Puttin' on the Ritz, 3 videos : 1) Christopher Walken, 2) Frankenstein Junior, 3) Fred Astaire. Strange, is n't it ? 

Et les paroles en prime - car elles me trottent dans la tête, intraitable rengaine, cependant ô combien réjouissantes - bien qu'elles m'aient sauvé la vie.

Je vous raconterai ça.

En attendant, place aux réjouissances ! D'abord mon bien-aimé, Chris Walken, dansant les claquettes  (faut dire qu'il est né par Broadway) sur la chanson de ce sacré Fred Astaire.

 

Comment ça, pompé sur le clip Weapon of Choice de Fatboy Slim ? Mouais, mais putain, exactement dans le tempo. Génial.

Bon, moi j'ai rencontré ce morceau par le film Frankenstein Junior - plié de rire.

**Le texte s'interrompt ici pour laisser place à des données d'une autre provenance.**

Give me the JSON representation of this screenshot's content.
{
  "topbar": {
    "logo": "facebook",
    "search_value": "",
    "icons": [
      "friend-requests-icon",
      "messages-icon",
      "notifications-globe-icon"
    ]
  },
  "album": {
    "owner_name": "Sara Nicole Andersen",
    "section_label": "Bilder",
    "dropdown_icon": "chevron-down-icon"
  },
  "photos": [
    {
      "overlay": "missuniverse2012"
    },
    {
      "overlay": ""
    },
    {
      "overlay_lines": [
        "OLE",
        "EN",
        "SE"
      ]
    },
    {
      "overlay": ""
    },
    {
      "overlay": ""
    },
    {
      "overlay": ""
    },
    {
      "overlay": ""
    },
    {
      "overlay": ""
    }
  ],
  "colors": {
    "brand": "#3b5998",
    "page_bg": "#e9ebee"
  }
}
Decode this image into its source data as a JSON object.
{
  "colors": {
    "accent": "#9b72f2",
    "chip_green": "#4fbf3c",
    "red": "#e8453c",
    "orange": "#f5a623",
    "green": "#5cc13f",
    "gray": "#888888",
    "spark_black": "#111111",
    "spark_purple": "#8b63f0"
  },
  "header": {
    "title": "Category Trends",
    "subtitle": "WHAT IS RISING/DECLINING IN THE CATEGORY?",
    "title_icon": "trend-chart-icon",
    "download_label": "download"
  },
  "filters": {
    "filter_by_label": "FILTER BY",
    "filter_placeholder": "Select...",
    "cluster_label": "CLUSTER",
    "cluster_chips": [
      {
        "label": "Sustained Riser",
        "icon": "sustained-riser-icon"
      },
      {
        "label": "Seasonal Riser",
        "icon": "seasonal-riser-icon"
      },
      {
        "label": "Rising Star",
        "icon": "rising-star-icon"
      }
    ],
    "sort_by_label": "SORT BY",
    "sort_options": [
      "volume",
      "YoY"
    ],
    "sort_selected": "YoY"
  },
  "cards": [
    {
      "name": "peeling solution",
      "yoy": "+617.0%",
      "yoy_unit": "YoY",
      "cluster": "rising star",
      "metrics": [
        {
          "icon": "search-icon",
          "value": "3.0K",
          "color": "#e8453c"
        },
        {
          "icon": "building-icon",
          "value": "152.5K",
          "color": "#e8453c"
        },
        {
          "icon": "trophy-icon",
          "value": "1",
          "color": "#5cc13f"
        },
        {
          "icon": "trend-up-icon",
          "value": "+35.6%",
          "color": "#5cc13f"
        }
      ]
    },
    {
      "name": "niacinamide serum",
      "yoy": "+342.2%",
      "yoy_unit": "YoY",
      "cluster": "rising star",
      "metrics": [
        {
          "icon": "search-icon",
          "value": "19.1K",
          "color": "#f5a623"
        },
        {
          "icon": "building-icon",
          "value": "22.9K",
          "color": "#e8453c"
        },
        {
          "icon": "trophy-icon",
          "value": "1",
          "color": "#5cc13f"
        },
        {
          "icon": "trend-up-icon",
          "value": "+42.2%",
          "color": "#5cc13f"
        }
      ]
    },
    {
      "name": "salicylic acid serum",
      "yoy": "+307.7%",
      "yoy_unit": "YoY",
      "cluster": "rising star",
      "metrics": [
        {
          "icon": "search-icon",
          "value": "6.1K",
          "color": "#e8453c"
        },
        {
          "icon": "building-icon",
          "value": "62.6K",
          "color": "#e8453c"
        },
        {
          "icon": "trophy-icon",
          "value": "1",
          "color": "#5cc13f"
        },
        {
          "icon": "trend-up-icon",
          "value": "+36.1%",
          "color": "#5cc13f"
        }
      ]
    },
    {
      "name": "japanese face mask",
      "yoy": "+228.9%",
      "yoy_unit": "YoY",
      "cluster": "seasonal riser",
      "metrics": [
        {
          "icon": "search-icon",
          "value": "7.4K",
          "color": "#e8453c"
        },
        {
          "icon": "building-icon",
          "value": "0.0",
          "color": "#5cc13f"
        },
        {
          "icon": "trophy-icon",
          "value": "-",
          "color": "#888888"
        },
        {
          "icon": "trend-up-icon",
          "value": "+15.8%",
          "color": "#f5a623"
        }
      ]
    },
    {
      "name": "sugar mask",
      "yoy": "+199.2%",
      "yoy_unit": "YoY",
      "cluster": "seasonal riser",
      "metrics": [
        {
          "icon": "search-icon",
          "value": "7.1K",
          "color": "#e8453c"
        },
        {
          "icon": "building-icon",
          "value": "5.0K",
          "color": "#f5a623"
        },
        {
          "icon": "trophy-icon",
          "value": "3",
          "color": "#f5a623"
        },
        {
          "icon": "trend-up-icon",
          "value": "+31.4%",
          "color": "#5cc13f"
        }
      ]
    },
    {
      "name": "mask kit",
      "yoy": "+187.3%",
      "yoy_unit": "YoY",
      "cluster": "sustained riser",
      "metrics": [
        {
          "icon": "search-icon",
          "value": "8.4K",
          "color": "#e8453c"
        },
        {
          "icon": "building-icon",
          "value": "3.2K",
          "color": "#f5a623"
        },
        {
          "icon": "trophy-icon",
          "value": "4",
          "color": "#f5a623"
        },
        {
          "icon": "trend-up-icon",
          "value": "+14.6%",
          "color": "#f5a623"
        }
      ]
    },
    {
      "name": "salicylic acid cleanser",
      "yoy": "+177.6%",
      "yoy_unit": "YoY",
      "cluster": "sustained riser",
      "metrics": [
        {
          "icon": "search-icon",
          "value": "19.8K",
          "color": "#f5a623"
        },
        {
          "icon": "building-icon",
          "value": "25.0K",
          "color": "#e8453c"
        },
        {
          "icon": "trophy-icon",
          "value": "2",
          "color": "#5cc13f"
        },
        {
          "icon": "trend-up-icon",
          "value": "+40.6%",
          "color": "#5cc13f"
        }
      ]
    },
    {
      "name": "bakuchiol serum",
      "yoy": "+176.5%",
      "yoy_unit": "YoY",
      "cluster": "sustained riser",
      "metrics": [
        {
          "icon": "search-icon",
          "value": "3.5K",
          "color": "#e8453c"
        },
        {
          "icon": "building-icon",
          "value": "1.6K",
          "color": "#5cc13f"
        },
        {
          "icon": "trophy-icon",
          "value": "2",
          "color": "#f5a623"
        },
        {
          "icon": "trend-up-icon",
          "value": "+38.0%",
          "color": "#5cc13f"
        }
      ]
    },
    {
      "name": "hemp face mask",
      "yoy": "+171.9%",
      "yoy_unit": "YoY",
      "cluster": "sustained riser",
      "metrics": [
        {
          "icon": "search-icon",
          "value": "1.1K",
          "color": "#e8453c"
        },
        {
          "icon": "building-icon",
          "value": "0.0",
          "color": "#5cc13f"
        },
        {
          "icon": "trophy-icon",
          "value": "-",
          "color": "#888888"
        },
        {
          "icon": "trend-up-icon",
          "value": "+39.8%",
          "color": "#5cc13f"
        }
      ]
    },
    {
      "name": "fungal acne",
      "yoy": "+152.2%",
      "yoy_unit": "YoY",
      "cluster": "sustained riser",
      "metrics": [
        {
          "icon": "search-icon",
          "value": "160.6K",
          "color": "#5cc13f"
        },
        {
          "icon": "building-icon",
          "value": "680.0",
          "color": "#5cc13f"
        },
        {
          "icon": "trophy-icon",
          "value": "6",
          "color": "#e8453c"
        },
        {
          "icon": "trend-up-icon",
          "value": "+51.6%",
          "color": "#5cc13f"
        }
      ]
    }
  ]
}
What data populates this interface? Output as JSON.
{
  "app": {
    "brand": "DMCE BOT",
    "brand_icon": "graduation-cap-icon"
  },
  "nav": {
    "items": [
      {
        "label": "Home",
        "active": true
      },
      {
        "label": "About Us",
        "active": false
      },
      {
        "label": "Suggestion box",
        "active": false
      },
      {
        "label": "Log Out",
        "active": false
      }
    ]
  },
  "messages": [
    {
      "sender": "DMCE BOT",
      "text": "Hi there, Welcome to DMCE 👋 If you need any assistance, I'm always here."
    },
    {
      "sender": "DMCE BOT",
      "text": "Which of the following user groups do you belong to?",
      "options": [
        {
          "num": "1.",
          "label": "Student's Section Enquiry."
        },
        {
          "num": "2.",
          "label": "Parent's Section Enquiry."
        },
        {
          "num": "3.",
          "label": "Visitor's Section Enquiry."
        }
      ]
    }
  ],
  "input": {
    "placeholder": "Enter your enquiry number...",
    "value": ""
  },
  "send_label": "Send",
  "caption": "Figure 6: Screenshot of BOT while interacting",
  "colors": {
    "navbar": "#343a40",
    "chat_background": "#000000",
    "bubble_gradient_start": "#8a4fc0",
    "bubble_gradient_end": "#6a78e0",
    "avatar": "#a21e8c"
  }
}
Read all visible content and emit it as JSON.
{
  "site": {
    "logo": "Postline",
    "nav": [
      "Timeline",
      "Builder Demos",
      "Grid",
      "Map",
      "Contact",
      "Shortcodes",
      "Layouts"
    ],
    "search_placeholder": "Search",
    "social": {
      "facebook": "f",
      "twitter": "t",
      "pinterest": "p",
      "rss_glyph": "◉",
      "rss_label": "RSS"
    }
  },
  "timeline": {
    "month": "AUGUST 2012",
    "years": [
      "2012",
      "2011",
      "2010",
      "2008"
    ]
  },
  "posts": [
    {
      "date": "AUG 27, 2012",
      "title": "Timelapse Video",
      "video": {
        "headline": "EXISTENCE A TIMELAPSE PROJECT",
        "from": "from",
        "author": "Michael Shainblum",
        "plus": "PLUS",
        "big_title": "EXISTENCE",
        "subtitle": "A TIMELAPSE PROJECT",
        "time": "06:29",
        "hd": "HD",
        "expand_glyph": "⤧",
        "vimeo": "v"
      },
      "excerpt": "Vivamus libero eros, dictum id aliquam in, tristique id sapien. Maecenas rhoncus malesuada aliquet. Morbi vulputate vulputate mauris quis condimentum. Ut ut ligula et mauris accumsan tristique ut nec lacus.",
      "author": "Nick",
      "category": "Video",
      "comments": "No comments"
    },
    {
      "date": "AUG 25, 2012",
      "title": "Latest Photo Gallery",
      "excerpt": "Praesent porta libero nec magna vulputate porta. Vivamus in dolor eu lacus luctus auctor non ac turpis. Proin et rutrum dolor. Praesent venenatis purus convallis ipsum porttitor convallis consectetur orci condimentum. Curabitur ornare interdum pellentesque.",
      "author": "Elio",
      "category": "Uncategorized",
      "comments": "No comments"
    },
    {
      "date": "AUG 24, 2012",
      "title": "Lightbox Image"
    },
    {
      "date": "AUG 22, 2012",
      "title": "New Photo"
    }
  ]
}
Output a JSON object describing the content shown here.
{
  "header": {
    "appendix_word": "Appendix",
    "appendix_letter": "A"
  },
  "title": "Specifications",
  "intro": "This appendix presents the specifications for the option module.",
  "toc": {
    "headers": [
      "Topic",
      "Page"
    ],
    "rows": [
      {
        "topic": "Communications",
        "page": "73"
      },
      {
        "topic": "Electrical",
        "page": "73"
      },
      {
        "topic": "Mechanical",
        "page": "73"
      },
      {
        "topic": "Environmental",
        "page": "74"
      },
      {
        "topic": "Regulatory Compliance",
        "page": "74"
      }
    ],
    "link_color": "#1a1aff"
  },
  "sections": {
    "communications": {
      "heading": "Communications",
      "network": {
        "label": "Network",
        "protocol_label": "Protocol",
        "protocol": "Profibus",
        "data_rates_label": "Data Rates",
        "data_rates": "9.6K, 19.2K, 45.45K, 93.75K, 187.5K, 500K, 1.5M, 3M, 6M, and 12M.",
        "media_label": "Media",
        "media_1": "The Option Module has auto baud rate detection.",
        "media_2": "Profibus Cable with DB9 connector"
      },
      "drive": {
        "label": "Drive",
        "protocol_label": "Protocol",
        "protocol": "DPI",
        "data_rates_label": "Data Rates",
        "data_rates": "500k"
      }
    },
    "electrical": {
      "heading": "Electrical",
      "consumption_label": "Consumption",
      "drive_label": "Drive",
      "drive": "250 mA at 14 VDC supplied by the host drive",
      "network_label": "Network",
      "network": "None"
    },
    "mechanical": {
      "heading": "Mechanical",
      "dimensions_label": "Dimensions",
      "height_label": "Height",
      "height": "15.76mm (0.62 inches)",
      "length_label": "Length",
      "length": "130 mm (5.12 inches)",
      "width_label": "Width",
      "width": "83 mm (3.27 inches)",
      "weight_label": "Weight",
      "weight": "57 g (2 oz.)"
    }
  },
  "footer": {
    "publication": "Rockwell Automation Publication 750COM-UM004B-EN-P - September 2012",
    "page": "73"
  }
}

Voici l'extrait... Attention, préparez-vous - pour ceux qui connaissent pas -, c'est hard :

 

Allez, le grand Fred Astaire...

 

Et les paroles :

Have you seen the well-to-do
Up and down Park Avenue ?
On that famous thorough fare
With their noses in the air.

High hats and arrow collars,
White spats and lots of dollars,
Spending every dime
For a wonderful time.

(hé-hé... le refrain...)

If you're blue 
And you don't know
Where to go to
Why don't you go 
Where fashion sits...
Puttin' on the Ritz !

(...qui te met tant en joie qu'il ne te sort plus du crâne)

Different types who wear a day coat
Pants with stripes and cut-a-way coats,
Perfect fits...
Puttin' on the Ritz.

Strollin' up the avenue so happy
All dressed up just like an English chappy
Very snappy.

Come let's mix where Rockefellers walk 
With sticks and um-ber-ellas
In their mitts...
Puttin' on the Ritz.

If you're blue... [etc.]

Different types who wear a day coat
Pants with stripes and cut-a-way coats,
Perfect fits...
Puttin' on the Ritz.

Dressed up like a million dollar trouper
Trying hard to be like Gary Cooper
Super-Duper.

Come let's mix where Rockefellers 
Walk with sticks and um-ber-ellas
In their mitts...
Puttin' on the Ritz.

Puttin' on the Ritz.
Puttin' on the Ritz.

 



Eh oui, j'ai survécu. Convalescence difficile - agacé de repartir de zéro (sachant que l'infini n'est pas le résultat de la somme et du reste) - mais ne dit-on pas que les voyages... C'est promis, je recommence à écrire mon journal.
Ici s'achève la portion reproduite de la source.